Par Rédaction | Sport
Parfois, une victoire ne suffit pas à masquer les fissures aux Lakers. Derrière le score final, certaines soirées laissent un goût amer, même lorsque le tableau d’affichage sourit. À Los Angeles, le cas JJ Redick continue de faire débat.
Les Lakers ont dominé Memphis pour lancer 2026 sur une note positive avec un grand LeBron James pour l’occasion. Une performance solide sur le plan comptable, mais loin de rassurer totalement sur le contenu. Dans l’attitude, la concentration et l’exécution, plusieurs signaux ont alerté le staff, et c’est loin d’être la première fois.
Car au-delà du résultat, c’est surtout la manière qui a interpellé JJ Redick. L’entraîneur n’a pas cherché à enjoliver la situation après l’entraînement suivant, pointant du doigt des manquements répétés qui, selon lui, ne devraient plus exister à ce stade de la saison.
Une exécution qui inquiète le staff
Le technicien des Lakers s’est montré particulièrement critique sur l’utilisation des systèmes après temps mort. « Nous avons appelé 12 systèmes après temps mort hier soir, et huit n’ont pas été exécutés correctement », a-t-il expliqué, visiblement agacé. Il a insisté sur le fait que certains schémas avaient été tentés à plusieurs reprises, sans amélioration notable, ce qui traduit selon lui un vrai problème de concentration et de rigueur collective.
Pour Redick, le plus frustrant reste l’incapacité de ses joueurs à transposer des consignes simples sur le terrain. « On doit être capable de transférer 30 secondes passées devant un tableau sur le parquet », a-t-il ajouté, soulignant un manque d’attention au détail qu’il juge préoccupant. Interrogé sur un éventuel oubli des systèmes, il est resté évasif, laissant entendre que ce type d’erreurs n’était pas acceptable à ce niveau.
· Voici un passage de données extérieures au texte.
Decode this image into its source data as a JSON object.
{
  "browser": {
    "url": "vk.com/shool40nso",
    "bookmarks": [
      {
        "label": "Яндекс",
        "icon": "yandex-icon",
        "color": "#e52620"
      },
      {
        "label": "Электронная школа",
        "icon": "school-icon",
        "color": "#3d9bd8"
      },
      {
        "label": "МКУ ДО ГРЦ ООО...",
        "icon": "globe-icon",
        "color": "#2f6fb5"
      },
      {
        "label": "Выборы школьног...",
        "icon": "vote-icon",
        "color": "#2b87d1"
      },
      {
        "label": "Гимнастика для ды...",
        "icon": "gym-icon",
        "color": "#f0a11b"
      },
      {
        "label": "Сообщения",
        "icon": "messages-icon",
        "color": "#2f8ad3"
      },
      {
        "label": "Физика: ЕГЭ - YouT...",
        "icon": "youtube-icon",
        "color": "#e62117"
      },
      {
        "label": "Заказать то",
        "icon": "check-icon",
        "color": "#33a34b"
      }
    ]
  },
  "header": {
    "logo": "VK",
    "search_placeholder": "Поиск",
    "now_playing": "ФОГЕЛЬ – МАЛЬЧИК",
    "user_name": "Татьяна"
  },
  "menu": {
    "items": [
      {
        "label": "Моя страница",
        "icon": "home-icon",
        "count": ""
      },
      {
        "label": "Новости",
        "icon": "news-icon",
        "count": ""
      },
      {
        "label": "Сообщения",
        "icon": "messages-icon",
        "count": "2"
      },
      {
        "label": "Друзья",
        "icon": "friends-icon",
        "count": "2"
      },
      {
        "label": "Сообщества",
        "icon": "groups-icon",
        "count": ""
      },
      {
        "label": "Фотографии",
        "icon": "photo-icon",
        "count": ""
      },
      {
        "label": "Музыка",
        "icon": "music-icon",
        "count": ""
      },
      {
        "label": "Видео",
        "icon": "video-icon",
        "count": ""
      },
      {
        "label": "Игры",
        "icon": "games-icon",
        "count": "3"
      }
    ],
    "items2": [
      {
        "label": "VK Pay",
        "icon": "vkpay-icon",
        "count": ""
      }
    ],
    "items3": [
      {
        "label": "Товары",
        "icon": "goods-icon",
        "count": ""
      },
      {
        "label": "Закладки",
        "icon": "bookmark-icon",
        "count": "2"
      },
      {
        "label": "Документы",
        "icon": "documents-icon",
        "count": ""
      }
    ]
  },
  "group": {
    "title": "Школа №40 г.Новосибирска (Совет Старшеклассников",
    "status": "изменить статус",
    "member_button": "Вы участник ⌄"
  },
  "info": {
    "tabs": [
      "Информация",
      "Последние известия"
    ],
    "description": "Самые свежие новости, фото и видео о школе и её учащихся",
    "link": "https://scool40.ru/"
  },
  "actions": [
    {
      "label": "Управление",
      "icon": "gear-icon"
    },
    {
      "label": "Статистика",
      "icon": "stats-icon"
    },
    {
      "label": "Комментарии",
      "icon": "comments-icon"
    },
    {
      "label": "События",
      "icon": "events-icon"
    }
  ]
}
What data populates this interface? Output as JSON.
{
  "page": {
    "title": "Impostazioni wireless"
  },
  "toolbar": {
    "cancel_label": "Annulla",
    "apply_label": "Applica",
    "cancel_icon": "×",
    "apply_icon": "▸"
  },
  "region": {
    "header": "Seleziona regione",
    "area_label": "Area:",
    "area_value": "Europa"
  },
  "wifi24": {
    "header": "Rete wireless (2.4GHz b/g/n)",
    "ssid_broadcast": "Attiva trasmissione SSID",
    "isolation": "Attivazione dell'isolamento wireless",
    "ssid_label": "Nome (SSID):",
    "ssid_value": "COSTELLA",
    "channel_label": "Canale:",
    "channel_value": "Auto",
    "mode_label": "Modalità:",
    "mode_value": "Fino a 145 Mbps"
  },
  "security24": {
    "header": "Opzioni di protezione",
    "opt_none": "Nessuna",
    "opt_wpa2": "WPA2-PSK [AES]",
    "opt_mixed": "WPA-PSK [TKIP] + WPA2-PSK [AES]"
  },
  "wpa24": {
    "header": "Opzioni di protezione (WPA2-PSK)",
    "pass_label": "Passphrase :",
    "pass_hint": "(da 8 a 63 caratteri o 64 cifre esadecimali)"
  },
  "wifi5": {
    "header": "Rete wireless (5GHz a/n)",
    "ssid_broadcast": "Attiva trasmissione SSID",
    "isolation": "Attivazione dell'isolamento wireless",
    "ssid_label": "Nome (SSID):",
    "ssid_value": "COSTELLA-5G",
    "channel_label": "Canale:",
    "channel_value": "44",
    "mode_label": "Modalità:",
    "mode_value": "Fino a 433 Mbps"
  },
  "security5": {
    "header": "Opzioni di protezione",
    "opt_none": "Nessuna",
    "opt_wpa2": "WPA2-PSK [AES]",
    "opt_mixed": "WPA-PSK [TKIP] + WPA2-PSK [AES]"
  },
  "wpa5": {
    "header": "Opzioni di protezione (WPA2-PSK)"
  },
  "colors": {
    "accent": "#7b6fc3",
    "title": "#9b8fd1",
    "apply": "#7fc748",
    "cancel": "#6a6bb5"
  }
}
L’entraîneur a également pointé la gestion du cas Jaxson Hayes, qu’il estime mal exploité par l’équipe. Un système spécifique avait été prévu pour lui, mais là encore, l’exécution n’a pas suivi. Redick a évoqué un manque d’activité du pivot, tout autant qu’un déficit de lecture de la part des passeurs lorsqu’il se rend disponible près du cercle.
« Il y a des moments où il peut plonger vers le panier et il ne le fait pas, et d’autres où il le fait mais on ne le sert pas », a résumé Redick, rappelant que l’engagement et l’assertivité conditionnent la confiance collective. Il souhaite notamment voir Hayes toucher davantage le ballon en début de match, afin de l’impliquer plus rapidement dans le jeu.